Pada dasarnya, kata “osing” jika diartikan ke dalam bahasa Indonesia berarti “tidak”. Kata tidak dimaksudkan bahwa Suku Osing tidak berasal dari Jawa maupun Bali. Terminologi ini muncul dari kata “sing” atau “usinghing” yang berarti tidak—tidak di sini merujuk pada tidak melarikan diri sewaktu berperang melawan VOC, perusahan dagang Hindia Belanda.

Theodor Gautier Thomas Pigeaud, ahli sastra Jawa dari Belanda, menjelaskan bahwa kata “osing” memiliki makna tertutup atau ketertutupan penduduk Blambangan terhadap pendatang, dan dapat juga diartikan sebagai penolakan terhadap segala sesuatu yang dibawa oleh pendatang dari luar. Meski demikian, masyarakat Osing juga menyerap berbagai budaya yang bersentuhan dengan mereka dan mengembangkannya menjadi bagian dari budaya sendiri.

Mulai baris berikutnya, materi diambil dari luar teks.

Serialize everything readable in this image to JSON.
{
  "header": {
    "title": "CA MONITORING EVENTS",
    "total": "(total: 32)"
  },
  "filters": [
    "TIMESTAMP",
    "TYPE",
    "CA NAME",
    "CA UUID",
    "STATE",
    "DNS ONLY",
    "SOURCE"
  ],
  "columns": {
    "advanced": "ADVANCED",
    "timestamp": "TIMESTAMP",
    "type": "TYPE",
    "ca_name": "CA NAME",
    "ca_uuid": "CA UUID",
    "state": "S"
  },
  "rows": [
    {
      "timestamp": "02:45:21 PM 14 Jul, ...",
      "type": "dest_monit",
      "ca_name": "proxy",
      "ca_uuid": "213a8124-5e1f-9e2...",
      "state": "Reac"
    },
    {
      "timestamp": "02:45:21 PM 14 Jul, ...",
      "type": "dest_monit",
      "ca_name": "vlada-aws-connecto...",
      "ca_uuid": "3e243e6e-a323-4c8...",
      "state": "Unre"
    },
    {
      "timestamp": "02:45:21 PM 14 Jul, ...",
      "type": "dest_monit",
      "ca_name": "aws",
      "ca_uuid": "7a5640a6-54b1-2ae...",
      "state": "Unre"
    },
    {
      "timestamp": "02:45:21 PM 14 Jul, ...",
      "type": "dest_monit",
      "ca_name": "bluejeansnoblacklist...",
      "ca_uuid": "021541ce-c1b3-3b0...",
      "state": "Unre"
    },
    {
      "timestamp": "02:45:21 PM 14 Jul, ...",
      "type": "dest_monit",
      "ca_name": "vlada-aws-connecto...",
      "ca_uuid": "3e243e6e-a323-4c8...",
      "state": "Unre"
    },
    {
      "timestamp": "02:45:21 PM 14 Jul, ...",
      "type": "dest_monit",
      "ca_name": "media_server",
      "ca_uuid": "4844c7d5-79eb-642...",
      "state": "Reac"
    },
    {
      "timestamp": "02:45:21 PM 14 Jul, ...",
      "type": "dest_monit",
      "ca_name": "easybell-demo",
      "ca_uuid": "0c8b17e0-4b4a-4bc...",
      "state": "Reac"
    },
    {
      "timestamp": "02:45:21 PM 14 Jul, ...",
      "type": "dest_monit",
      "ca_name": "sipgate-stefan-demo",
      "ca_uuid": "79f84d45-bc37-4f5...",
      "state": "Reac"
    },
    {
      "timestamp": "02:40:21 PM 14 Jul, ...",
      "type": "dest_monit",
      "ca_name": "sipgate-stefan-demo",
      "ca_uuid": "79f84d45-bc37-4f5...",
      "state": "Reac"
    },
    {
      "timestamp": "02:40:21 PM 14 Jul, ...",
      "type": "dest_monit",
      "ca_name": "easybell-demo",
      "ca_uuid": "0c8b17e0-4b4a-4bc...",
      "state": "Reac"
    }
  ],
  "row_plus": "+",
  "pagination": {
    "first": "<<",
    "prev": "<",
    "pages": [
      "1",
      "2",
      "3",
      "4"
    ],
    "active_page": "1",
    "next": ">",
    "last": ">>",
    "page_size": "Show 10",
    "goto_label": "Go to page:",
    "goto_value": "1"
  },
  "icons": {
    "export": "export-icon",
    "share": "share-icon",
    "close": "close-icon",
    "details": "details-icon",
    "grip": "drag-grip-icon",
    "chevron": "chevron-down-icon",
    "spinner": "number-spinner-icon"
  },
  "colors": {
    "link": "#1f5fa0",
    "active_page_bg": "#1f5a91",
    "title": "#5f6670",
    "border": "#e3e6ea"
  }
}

Secara identitas, mereka secara tegas menyatakan perbedaannya terhadap suku Jawa ataupun Bali, sekalipun mereka berada di tanah Jawa. Secara sosial dan budaya, mereka mengembangkan identitas sendiri dan tidak mau dikategorikan sebagai sub-suku Jawa. Masyarakat Osing sendiri mulai berpisah secara budaya dimulai semenjak keruntuhan Majapahit.

Pemisahan diri dari budaya Jawa mulai muncul dan terbentuk ketika masa akhir kekuasaan Majapahit dan awal perang saudara—Perang Paregreg tahun 1404 M—serta masuknya kerajaan Islam di tanah Jawa. Keretakan hubungan Blambangan dan Jawa muncul pada saat terjadinya perang saudara di Majapahit, di mana Bhre Wirabhumi dan Wikrawardhana memperebutkan tahta.

Keruntuhan Majapahit ke tangan kesultanan Demak menyebabkan rakyat banyak mengungsi ke lereng Gunung Bromo dan menjadi Suku Tengger; ke Bali dan menetap di Banyuwangi menjadi Suku Osing. Wilayah Blambangan sendiri kemudian memerdekakan diri, membentuk kerajaan Blambangan menjadi kerajaan yang berdiri sendiri.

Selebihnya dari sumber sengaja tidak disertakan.